Research-Based Application of Composable GPU Solution to Multiple AI Training Usage
BACKGROUND
Along
with the mega-trends of cloud computing proliferation, AI growth, and Network
cloudification, a broader range of emerging workloads exerts pressure on data
centers to expand their infrastructure scale. Based on internal requirements
and research motivation, a widely known research institute sought a solution to
overcome future possible infrastructure restrictions. They wanted to design a
flexible and extensible fundamental architecture that could improve production
efficiency without tearing down or building new data centers.
This research team found that different hardware configuration affects
the performance of applications. Therefore, they turned to the elasticity of
the composable system to cater to the application requirements in different AI
workload environments. According to their hypothetic concept, this design has
to support multiple tasks by drawing resources from a pool with processors,
accelerators, storage, and network devices. They went online to search for
possible partners to complete this project, and they found H3. Since 2014, H3
has already worked on PCIe switch technology for years. Therefore, this
well-known institute reached H3.
SOLUTION
Traditionally, a server is used to pair up with fixed accelerators and
memory. No matter how much the workload is, the server uses the same package to
process. Such an operation leads to over or under-provisioning. H3’s PCIe
switch technology realizes the avant-garde concept of pooling all the resources
in individual chassis at a rack level. Disaggregated devices can be dynamically
distributed to upstream compute servers through PCIe interconnects, effectively
tackling the resource waste problem.
Standing
on the solid experiences of PCIe switch technology development, H3 had a
breakthrough in connecting Broadcom PEX9797 switches to maximize the number of
lanes (288 PCIe 3.0 lanes) for device and host linkage. Such an infrastructure
design outperforms the traditional one by non-blocking sharing independent
accelerators, storage, and communications at a rack level. Users can arrange
the needed lanes optimally according to application bandwidth requirements. For
example, the research team found that in a specific fixed configuration
environment, due to the interconnect bandwidth saturation, the GPU performance
faces the bottleneck as the bandwidth saturates by its maximum of 16 GB/s
(Figure 1&2).
In other words, no matter how many GPUs got
installed, that hardware system can only offer the performance of about four
GPUs. Thanks to PCIe switch technology, the bandwidth can earn the opportunity
to be raised or reduced with dynamic lane arrangement instead of being locked.

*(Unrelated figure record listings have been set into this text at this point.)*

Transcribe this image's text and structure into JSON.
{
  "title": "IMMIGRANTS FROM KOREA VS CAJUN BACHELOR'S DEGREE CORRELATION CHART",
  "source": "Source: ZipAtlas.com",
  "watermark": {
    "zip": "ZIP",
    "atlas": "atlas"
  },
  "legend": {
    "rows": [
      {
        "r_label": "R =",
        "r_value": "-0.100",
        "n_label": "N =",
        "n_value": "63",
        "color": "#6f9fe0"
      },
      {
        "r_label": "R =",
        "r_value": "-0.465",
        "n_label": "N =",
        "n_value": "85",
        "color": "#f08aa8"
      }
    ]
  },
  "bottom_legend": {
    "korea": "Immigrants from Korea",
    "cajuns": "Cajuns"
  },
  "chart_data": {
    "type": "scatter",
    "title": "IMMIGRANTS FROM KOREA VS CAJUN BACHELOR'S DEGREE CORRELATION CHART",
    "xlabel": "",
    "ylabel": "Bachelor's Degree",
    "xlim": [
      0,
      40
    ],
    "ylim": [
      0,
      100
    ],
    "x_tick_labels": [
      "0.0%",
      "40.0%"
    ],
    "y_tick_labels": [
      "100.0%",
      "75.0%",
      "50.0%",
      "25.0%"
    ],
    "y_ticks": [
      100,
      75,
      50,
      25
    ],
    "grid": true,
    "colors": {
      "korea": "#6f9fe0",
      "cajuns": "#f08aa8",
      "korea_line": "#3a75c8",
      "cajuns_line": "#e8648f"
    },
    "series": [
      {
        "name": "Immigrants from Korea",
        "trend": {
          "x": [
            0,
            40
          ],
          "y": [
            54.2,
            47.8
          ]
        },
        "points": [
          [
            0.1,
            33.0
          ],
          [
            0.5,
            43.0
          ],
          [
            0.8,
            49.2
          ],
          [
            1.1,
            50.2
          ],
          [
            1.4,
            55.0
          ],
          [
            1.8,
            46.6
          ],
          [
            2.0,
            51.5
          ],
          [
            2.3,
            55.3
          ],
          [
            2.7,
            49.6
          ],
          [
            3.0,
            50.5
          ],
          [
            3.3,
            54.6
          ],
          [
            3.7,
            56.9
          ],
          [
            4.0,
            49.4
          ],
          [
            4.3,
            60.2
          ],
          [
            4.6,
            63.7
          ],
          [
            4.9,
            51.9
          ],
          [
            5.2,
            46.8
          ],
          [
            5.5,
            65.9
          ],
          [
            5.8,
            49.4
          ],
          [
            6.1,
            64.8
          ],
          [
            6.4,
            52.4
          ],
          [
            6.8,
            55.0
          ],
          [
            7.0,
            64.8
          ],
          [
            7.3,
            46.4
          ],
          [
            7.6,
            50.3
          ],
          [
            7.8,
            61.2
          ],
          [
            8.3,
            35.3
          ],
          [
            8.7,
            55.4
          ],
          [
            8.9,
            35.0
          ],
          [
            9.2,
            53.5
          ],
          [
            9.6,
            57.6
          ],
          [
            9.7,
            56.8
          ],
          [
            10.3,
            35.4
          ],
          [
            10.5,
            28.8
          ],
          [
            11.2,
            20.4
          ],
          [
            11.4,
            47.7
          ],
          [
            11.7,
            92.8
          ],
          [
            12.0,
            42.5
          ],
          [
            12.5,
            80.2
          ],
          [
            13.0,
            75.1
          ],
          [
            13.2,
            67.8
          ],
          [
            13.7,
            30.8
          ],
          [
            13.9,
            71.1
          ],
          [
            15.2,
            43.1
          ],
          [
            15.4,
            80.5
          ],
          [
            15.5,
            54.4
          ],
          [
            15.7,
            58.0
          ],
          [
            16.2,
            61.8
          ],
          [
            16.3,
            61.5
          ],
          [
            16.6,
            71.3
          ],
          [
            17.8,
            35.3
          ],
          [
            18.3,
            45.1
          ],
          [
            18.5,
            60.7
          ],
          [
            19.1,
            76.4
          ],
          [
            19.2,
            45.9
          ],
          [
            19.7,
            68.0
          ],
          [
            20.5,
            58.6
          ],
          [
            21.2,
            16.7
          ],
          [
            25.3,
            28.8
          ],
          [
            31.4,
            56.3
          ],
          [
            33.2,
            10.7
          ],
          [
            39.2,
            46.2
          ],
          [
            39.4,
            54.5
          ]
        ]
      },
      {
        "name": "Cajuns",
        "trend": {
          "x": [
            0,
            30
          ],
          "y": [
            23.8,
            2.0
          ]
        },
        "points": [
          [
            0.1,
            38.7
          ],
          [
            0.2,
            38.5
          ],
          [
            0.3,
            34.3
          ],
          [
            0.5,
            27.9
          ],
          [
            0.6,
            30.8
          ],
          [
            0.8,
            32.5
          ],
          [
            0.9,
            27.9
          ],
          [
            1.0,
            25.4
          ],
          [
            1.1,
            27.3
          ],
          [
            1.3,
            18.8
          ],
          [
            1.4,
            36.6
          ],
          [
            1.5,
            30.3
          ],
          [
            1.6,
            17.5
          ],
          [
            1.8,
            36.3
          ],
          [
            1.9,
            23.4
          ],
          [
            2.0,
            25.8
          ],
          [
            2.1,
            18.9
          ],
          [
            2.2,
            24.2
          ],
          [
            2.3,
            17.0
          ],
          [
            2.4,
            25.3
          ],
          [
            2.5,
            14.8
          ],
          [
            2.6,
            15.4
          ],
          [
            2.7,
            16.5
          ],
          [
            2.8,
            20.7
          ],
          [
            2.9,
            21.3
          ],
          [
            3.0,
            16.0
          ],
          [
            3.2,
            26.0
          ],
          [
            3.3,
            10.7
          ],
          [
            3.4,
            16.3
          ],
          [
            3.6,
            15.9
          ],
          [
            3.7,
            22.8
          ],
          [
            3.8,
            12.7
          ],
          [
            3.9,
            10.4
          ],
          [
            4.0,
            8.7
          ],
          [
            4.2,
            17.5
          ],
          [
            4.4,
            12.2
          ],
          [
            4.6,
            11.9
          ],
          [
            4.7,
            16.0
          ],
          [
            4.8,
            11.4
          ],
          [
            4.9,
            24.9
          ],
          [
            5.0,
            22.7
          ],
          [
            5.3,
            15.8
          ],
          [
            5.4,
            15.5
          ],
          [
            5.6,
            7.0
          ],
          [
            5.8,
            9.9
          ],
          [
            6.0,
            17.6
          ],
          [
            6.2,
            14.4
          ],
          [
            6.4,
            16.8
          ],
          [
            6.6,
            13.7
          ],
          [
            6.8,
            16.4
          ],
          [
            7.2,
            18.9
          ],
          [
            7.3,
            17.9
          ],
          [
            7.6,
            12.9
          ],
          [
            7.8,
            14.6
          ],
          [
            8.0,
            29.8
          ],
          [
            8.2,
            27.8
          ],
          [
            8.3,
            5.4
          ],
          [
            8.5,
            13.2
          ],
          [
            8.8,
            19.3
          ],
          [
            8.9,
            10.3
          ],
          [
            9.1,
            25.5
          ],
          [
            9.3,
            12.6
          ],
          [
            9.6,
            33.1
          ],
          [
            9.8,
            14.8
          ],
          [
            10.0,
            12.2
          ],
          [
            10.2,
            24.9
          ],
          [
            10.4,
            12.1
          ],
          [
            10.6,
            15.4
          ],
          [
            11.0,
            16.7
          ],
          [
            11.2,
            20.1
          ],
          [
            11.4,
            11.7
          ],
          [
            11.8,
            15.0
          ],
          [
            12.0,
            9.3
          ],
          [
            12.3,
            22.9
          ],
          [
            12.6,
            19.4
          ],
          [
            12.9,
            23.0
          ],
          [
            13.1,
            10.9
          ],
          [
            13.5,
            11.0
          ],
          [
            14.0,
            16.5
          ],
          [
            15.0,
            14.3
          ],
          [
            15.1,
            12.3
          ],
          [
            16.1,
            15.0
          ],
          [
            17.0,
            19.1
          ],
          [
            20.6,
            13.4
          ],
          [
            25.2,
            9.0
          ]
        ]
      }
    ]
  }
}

The number of GPUs turns meaningful. As well, the resources become composable
and arrangeable according to the tasks. For example, Figures 3 and 4 show
system can allocate different sets of accelerators to every server for their
specific workload, widely enhancing agility and flexibility.

RESULTS
According
to the research report, this research confirms that a composable system can
effectively buffer the influence of different component configurations on the
overall performance. One excerpt from their research paper that a researcher
can conduct AI workloads efficiently with the flexibility of the composable
system is a firm acknowledgment of our profession and hard work. Not only
having produced the valuable research paper, but this research team also
adopted composable solutions in their labs to run different AI workloads since
that time. This research team is still our customer, having purchased two
generations of PCIe composable systems and management solutions.